Now that AI can get the job done without the dead weight, the applications could be huge.
A pair of MIT researchers discovered a way to construct an artificial intelligence that’s only about a tenth the size, without losing any computational ability. The breakthrough could allow other researchers to build AI that are smaller, faster, and just as smart as those that exist today.
When people talk about artificial intelligence, they’re mostly referring to a class of computer programs called artificial neural networks. These programs are designed to mimic how our own brains operate, making them very intelligent and creative. They can identify the contents of photos, defeat humans at abstract games of strategy, and even drive vehicles all by themselves.
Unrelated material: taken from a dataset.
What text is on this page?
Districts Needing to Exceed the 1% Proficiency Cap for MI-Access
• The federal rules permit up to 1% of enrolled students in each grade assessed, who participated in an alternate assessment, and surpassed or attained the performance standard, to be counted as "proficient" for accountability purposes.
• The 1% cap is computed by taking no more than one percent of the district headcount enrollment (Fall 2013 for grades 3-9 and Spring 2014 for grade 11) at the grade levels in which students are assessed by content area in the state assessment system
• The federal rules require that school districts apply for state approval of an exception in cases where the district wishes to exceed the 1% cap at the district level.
At their core, the programs are made up of collections of ‘neurons,’ just like in our own brains. These neurons are connected to a random number of other neurons. Each individual neuron can only perform a handful of basic calculations, but with enough of them all connected together, the computational power of the network is essentially limitless.
The most important thing for a solid neural network is the connections between neurons. Good connections make a good network, but bad connections leave you with nothing but junk. The process of making those connections is called training, and it’s similar to what our own brains do when we learn something new.
The only difference? Our brains regularly trim old connections that aren’t useful anymore, in a process called ‘pruning.’ We prune old or disused connections all the time, but most artificial neural networks are only pruned once, right at the end of training.
So the MIT researchers decided to try something new: prune the network regularly during training. They found that this method produced neural networks that were just as good as networks trained using the standard method, but these pruned networks were around 90 percent smaller and much more efficient. They also needed less training time and were more accurate.
In the near future, researchers might use this pruning method to design even better neural networks. These networks could be powerful and lightweight, so people could use them with smaller electronic devices. And in time, we could have neural networks operating nearly everywhere.